Cho Eun-sook
Si Plastic Tree a marqué cette cinquième édition du festival de Deauville, ce n’est pas tant par ses qualités - car il en a, notamment grâce au jeu de Cho Eun-sook - que par l’ "aboutissement" qu’il représente : il s’agit en effet du premier film coréen tourné avec 100% de financements étrangers - qui plus est, en l’occurence, français ! C’est l’actrice principale de Plastic Tree qui s’est déplacée sur les planches pour présenter cette "première" culturelle ; si on a pu regretter un moment la disparition de sa magnifique crinière noire, ça n’a pas gâché notre rencontre, rassurez-vous !
SdA : Plastic Tree fait un peu penser à du Kim Ki-Duk version ado, dans son approche très violente des relations humaines et amoureuses. Est-ce que, selon-vous, c’est un trait représentatif du cinéma coréen ?

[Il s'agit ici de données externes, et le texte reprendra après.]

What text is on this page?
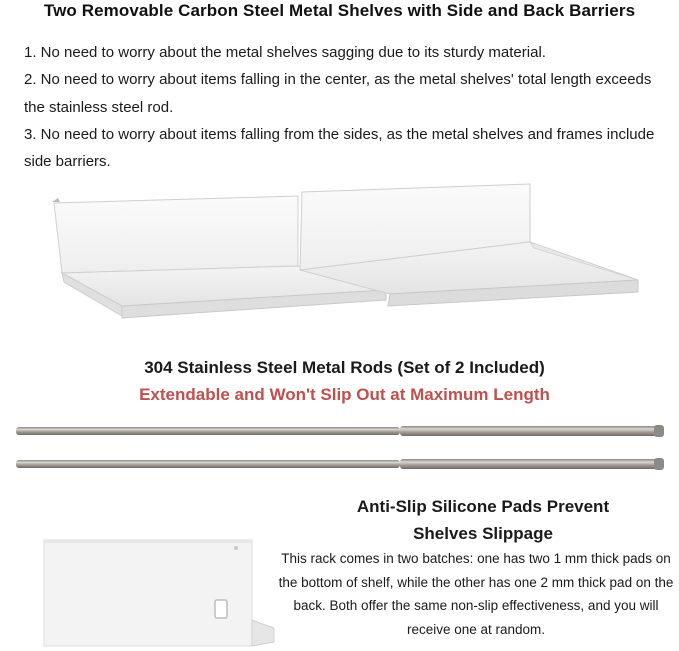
Two Removable Carbon Steel Metal Shelves with Side and Back Barriers
1. No need to worry about the metal shelves sagging due to its sturdy material.
2. No need to worry about items falling in the center, as the metal shelves' total length exceeds the stainless steel rod.
3. No need to worry about items falling from the sides, as the metal shelves and frames include side barriers.
304 Stainless Steel Metal Rods (Set of 2 Included)
Extendable and Won't Slip Out at Maximum Length
Anti-Slip Silicone Pads Prevent
Shelves Slippage
This rack comes in two batches: one has two 1 mm thick pads on the bottom of shelf, while the other has one 2 mm thick pad on the back. Both offer the same non-slip effectiveness, and you will receive one at random.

Cho Eun-sook : Cette violence relationnelle n’est pas du tout une tendance représentative du cinéma coréen. Les œuvres coréennes qui ont été présentées jusqu’à maintenant dans les festivals, comme les films de Kim Ki-Duk ou Hong Sang-soo, sont considérées en Corée comme des films d’auteurs, et sont par conséquent plus spécifiquement destinées à des médias bien précis. En général cependant, on a beaucoup de films très commerciaux, qui ne sont pas forcément présentés lors de festivals. C’est pourquoi les films de Kim Ki-Duk et Hong Sang-Soo ne peuvent être considérés comme représentatifs du cinéma coréen ; il ne faut pas les comparer avec la production courante.
Certes, mais ceux-ci sont-ils à votre sens fondamentalement coréens, le signe d’une expression culturelle caractéristique ?
Oui, ces films sont caractéristiques du cinéma coréen. Dans l’absolu toutefois, et au niveau du cinéma asiatique ou même mondial, ils représentent un style à part. Ces deux réalisateurs veulent retranscrire la situation de la femme en Corée - très réprimée, oppressée...
Ce qui est frappant dans Plastic Tree justement, c’est cette vision tellement noire qui nous est livrée de l’homme coréen - par Sue notamment, mais également par Byongho (ce soi-disant ami d’enfance) et les autres coursiers, au sein même de la société où travaille Wonyoung : il n’y a pas de personnage masculin positif dans Plastic Tree, ils sont tous terriblement brutaux.
C’est plus compliqué que cela en ce qui concerne le personnage de Sue, puisqu’il ne faut pas oublier qu’enfant, il a été élevé comme une fille par une mère un peu dérangée. C’est quelqu’un qui n’a pas pu grandir en découvrant qui il était, et n’a donc pu qu’accumuler des frustrations. Mais il est vrai que je regrette de ne pas avoir réussi à croiser dans cette histoire un seul personnage masculin positif ! [rires] Et puis il faut ajouter que c’est le fait que nous regardions cette histoire de notre point de vue, et non du point de vue de l’un des personnages, qui la rend si dure. C’est cette lecture extérieure qui rend les choses si violentes !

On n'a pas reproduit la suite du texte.